Tras el juicio del homicidio se conocieron testimonios que, sumados al informe de Brailovsky, chocaban frontalmente con la tesis oficial.

Además, varios diputados confiaron a La Nacion que prosperaría el juicio político al juez Caro, acusado de numerosas irregularidades cuando investigó el homicidio con el fiscal Viaut y la colaboración de los tenientes coroneles Víctor Jordán, jefe de Inteligencia de Neuquén, y el juez militar Raúl José. Bonetti procesó a los dos oficiales en actividad por encubrir el crimen.

Los diputados luego frenaron abruptamente el trámite hasta que la Sala II de la Cámara de Casación revisara la sentencia de las condenas.

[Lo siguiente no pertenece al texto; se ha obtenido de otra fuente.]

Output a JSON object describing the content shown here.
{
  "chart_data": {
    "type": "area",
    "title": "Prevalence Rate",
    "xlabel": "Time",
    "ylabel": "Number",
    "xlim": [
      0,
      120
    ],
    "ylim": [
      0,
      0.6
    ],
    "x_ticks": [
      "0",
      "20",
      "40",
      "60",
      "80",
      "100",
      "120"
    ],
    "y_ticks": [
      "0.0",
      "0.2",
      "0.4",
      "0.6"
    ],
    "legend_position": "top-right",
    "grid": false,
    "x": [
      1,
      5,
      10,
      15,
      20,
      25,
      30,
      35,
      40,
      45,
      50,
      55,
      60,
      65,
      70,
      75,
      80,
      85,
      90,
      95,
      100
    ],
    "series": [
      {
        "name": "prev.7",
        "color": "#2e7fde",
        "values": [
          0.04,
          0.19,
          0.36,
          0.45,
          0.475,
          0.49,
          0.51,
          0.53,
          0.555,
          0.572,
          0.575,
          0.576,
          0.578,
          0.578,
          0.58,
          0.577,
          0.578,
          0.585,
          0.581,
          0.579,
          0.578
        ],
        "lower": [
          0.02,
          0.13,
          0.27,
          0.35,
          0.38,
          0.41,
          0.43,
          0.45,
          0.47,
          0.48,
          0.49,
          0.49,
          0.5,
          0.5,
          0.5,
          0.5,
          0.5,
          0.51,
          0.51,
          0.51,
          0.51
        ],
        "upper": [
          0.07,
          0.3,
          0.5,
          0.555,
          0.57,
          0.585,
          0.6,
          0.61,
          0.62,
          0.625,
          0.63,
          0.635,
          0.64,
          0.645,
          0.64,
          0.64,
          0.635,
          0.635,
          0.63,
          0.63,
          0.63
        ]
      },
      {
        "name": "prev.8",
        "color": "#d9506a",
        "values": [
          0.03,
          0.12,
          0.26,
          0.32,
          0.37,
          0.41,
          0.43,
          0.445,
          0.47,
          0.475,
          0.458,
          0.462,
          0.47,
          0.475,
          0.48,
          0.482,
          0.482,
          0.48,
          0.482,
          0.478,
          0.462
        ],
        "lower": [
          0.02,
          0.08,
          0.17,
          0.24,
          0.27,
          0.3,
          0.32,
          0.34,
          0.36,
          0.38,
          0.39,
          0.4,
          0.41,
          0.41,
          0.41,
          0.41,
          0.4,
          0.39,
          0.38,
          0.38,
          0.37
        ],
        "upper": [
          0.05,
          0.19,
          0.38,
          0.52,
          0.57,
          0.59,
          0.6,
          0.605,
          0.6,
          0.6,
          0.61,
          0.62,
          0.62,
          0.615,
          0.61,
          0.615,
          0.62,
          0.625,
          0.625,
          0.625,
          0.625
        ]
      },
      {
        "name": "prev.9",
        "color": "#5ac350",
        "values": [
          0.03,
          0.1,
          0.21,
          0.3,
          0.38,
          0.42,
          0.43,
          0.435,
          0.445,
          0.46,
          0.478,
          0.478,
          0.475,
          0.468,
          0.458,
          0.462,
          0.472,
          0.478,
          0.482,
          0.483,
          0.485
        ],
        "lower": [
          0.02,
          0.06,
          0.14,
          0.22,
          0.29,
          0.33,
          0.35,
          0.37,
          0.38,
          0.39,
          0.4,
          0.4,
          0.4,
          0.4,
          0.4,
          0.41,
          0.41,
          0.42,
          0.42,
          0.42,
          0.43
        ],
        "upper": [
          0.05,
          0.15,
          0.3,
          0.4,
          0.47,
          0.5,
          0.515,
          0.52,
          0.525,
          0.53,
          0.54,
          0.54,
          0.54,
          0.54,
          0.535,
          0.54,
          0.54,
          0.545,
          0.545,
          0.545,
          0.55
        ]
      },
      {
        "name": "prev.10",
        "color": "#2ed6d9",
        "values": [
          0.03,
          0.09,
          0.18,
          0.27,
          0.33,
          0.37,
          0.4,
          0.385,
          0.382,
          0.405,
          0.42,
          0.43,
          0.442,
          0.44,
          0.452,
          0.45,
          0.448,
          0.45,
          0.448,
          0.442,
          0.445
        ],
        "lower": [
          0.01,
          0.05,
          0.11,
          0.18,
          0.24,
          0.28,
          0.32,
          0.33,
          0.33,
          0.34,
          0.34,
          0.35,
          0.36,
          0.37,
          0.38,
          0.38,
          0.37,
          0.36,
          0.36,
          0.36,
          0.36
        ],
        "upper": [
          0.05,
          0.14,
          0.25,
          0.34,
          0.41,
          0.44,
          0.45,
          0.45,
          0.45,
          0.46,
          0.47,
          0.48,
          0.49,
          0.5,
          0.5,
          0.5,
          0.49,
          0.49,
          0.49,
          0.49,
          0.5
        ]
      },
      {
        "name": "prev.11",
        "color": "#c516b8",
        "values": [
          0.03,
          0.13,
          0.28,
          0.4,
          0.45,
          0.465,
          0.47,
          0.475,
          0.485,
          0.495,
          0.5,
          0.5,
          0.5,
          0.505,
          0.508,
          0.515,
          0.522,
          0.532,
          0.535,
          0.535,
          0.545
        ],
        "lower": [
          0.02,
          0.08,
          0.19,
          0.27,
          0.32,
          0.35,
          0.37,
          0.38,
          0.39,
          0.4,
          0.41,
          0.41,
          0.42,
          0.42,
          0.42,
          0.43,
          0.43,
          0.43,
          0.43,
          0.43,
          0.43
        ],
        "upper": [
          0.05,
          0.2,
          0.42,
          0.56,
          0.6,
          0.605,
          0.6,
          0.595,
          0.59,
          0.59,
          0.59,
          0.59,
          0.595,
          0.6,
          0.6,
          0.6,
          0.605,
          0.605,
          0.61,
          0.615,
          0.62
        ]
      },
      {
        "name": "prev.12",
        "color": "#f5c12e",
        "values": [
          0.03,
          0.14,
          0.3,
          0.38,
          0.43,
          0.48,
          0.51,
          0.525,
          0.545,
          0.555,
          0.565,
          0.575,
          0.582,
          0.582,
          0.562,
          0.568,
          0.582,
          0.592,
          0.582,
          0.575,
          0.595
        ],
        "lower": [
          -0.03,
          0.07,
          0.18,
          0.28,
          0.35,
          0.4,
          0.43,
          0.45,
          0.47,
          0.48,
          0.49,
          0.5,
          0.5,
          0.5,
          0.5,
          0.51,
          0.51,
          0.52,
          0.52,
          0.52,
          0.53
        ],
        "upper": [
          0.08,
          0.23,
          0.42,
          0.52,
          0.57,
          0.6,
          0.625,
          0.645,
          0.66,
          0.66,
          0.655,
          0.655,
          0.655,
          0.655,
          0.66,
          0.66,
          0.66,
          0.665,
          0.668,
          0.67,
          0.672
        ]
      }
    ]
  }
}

Casación analizó los aspectos de derecho, no las pruebas, y confirmó la sentencia y las condenas. Con este argumento, el fiscal Viaut, que ayer fue convocado a Buenos Aires por la Procuración, le dijo a Bonetti que no podía revisar la sentencia con el informe de Brailovsky.

Bonetti refuta este razonamiento y lamenta que la fiscalía sólo le permite volver a indagar al teniente coronel Cerruti y al mayor médico Carmona por delitos menores. En el caso de Cerruti, Bonetti subraya que se probó que quiso trabar "a la Justicia para encubrir el homicidio".